Festival goers at Reading will help provide power to the grid by doing little more than heeding the call of nature. 

Human waste at the event will be collected by Thames Water during the five-day festival, and turned into renewable energy. 

Working from 6AM to 10PM every day, nine tankers will collect an estimated 750,000 litres of sewage before it is transported to Reading sewage works, where it will be screened for nearly anything imaginable. Phones, tents, and even sleeping bags have been dragged out of festival loos in the past.  
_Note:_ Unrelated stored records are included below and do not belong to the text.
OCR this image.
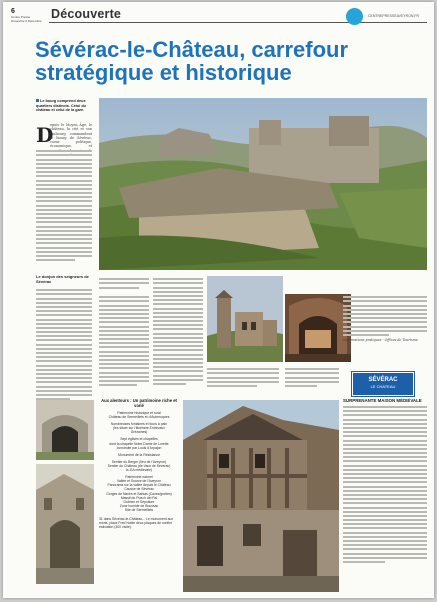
6
Centre Presse
Dimanche 6 Décembre Découverte	CENTREPRESSEAVEYRON.FR
Sévérac-le-Château, carrefour stratégique et historique
Le bourg comprend deux quartiers distincts. Celui du château et celui de la gare.
D
epuis le Moyen Âge, le château, la cité et son faubourg commandent le bourg de Sévérac, coeur politique, économique, et
Le donjon des seigneurs de Sévérac
Informations pratiques - Offices de Tourisme
SÉVÉRAC
LE CHATEAU
Aux alentours : Un patrimoine riche et varié

Patrimoine historique et rural
Château de Sermeillets et d'Auberoques

Nombreuses fontaines et fours à pain
(les situer sur l'itinéraire Entrevaux
Grézaines)

Sept églises et chapelles
dont la chapelle Notre-Dame de Lorette
construite par Louis d'Arpajon

Monument de la Résistance

Sentier du Berger (lieu de l'Aveyron)
Sentier du Château (de Vaux de Séverac)
la ZIA médiévale)

Patrimoine naturel
Vallée et Source de l'Aveyron
Panorama sur la vallée depuis le Château
Causse de Sévérac
Gorges de Naves et Sabias (Caves/grottes)
Massif du Puech del Pal
Dolmen et Sépulture
Zone humide de Boussac
Site de Sermeillets

31 dans Sévérac-le-Château... Le monument aux morts, place Fred Noble deux plaques de confier estivation (300 visite).

SURPRENANTE MAISON MÉDIÉVALE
The sewage is first processed before gas is extracted from a byproduct called sludge. The sludge byproduct then generates electricity for the power plant. Reading will provide enough to power two homes for a day.  

Andrew Glover of Thames Water said: “Reading Festival is one of the biggest events in our calendar, but we're raring to go. We'll be working 16 hours a day for five days, collecting and treating a total of 750,000 litres of sewage from the site's toilets.

"Festival loos are infamous for their pong, but it's amazing to see what else people flush down there each year. We've previously had to drag out tents, sleeping bags and foil blankets, along with smaller items like mobile phones, beer cans and clothes so they don't clog up our machines."

Meanwhile, Oval Space has found a less smelly way to help the environment by ridding the club of single use plastics. And earlier this year, Live Nation announced it would ban single-use plastics from all of its festivals worldwide by 2021.